Trauma Informed Practice is an understanding and recognition of the frequency of trauma, and how trauma affects all individuals in the system.
Trauma Informed Practice is an understanding and recognition of the frequency of trauma, and how trauma affects all individuals in the system. Board members, management, and staff at William W. Creighton Youth Services are committed to being continually trauma-informed using education, training, screening, navigation, and referrals. Creighton recognizes the historic trauma experienced by Indigenous communities over the last several centuries. As a collective, the agency puts this knowledge in to practice with youth, families, and staff as well as with our community partners. Young people and their families are meaningfully supported by all Creighton staff by working together with community organizations through culturally-responsive ways.
Creighton recognizes that being trauma informed requires being guided by the following principles:
- Trauma Understanding
- Collaboration & Empowerment
- Safety & Stability
- Cultural Humility & Responsiveness
- Compassion & Dependability
- Resilience & Recovery
In response to the guiding principles, Creighton management and staff routinely screen for trauma exposure and related symptoms using the most culturally appropriate methods of assessments and healing.
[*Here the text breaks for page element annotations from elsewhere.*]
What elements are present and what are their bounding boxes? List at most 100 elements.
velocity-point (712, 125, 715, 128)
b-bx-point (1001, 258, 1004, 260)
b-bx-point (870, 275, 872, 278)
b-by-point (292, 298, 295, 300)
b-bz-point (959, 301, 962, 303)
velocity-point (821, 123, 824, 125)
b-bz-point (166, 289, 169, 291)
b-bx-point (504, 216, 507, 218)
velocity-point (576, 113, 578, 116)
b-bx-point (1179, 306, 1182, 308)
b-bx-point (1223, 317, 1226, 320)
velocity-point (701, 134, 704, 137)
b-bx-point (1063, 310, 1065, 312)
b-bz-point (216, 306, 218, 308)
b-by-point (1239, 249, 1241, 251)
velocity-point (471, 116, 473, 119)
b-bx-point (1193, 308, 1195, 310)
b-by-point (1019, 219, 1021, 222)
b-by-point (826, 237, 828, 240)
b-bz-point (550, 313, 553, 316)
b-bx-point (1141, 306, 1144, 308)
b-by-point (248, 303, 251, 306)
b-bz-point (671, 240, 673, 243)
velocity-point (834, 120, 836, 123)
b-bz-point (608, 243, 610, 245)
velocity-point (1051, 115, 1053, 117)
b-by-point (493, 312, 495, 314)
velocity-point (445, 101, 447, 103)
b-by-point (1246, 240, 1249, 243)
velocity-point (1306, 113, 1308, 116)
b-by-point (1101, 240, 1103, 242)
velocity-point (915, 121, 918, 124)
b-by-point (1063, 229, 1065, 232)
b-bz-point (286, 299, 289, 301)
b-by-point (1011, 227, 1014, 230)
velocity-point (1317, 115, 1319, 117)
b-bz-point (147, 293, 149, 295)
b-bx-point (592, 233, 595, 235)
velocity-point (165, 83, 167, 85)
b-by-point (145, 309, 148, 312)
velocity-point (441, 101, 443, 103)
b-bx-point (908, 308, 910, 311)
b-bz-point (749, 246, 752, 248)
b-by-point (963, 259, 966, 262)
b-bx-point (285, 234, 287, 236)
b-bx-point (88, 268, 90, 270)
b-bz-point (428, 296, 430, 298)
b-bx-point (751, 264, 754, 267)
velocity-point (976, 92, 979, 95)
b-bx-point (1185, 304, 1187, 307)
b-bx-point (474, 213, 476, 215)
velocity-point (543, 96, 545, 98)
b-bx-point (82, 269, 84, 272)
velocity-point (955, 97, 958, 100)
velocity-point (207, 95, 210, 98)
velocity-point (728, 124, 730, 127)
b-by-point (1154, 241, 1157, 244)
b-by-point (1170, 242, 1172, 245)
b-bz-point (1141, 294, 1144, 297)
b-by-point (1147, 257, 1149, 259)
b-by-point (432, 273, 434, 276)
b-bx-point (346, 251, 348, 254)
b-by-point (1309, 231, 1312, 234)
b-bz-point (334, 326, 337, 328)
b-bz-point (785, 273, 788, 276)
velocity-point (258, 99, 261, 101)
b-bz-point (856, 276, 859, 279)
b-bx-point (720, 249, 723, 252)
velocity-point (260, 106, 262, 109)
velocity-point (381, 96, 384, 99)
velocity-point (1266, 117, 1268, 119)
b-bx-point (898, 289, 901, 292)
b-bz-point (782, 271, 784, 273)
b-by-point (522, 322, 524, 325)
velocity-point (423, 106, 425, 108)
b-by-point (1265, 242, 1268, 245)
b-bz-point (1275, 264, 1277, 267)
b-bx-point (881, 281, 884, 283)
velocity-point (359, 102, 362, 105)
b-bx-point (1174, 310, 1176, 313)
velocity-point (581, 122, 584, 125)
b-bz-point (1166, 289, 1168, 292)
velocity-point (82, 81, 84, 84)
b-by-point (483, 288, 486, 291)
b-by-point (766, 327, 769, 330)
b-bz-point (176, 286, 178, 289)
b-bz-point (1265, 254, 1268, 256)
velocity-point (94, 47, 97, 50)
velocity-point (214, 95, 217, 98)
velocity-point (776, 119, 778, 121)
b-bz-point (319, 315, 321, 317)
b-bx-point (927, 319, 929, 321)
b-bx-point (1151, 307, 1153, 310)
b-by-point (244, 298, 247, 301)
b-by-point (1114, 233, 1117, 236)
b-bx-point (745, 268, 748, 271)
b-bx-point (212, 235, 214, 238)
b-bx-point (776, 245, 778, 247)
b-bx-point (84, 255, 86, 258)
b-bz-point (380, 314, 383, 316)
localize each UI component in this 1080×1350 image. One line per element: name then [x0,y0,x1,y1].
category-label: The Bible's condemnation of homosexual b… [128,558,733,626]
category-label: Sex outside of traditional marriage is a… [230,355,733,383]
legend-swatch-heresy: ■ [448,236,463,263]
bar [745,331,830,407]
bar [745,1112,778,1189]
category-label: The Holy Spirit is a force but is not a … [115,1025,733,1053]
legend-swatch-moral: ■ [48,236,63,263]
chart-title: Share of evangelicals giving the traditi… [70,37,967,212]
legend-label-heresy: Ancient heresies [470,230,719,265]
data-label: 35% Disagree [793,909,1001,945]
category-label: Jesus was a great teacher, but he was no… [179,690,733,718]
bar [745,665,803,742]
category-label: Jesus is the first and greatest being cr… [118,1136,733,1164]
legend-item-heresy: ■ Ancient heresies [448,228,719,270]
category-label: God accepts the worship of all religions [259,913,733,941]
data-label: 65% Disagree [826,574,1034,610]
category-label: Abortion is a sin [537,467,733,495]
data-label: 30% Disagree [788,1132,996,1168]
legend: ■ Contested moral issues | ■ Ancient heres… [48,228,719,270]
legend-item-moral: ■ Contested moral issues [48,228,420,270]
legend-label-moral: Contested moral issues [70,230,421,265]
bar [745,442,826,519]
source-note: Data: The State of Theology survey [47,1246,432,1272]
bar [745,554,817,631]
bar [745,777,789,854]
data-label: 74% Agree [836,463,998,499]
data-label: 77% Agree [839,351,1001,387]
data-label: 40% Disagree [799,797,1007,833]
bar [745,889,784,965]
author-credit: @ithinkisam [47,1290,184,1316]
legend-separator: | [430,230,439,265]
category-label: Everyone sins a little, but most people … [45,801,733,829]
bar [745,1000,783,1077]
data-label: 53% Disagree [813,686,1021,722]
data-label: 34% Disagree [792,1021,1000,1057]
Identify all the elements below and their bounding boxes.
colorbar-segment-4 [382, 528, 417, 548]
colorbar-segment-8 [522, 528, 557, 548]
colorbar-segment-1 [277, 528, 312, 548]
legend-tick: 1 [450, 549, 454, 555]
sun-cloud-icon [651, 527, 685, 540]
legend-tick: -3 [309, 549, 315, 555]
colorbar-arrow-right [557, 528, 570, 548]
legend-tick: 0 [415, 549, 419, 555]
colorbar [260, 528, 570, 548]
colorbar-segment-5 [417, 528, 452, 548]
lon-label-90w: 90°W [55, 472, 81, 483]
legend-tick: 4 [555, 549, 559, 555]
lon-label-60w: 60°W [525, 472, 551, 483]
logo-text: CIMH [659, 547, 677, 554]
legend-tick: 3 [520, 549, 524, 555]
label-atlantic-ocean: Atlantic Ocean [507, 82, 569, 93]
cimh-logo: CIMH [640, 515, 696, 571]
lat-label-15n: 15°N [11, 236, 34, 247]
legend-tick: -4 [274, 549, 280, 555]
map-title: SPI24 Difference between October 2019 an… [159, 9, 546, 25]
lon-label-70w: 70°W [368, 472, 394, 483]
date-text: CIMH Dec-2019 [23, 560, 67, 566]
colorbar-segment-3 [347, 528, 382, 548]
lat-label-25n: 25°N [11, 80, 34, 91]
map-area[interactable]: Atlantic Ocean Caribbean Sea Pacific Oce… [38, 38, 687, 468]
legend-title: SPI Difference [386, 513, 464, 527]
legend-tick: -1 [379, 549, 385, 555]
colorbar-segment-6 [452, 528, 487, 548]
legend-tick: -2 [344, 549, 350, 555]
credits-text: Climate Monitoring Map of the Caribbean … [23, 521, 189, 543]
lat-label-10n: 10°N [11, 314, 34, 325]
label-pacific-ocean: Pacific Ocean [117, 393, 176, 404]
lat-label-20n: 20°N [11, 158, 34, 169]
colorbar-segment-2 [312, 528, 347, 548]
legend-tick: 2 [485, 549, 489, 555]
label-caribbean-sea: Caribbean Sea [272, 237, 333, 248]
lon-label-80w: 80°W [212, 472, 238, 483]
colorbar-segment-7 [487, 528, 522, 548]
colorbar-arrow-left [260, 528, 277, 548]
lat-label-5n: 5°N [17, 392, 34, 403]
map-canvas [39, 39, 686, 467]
The impact of traumatic stress on mental and physical well-being is recognized and fostered with a commitment to maintain an environment of care for youth and staff that increases resilience and protective factors. There is an agency wide belief and practice that there are individual responses to diversity through creative individual and community solutions.
Creighton embraces community partnerships, bringing families, communities, and cultures together to further facilitate system change. In order to strive for evidence based trauma-informed practices, there is a commitment to frequently measure successes and review our accountability as it relates to integrating this knowledge into policies, procedures, practices, and settings.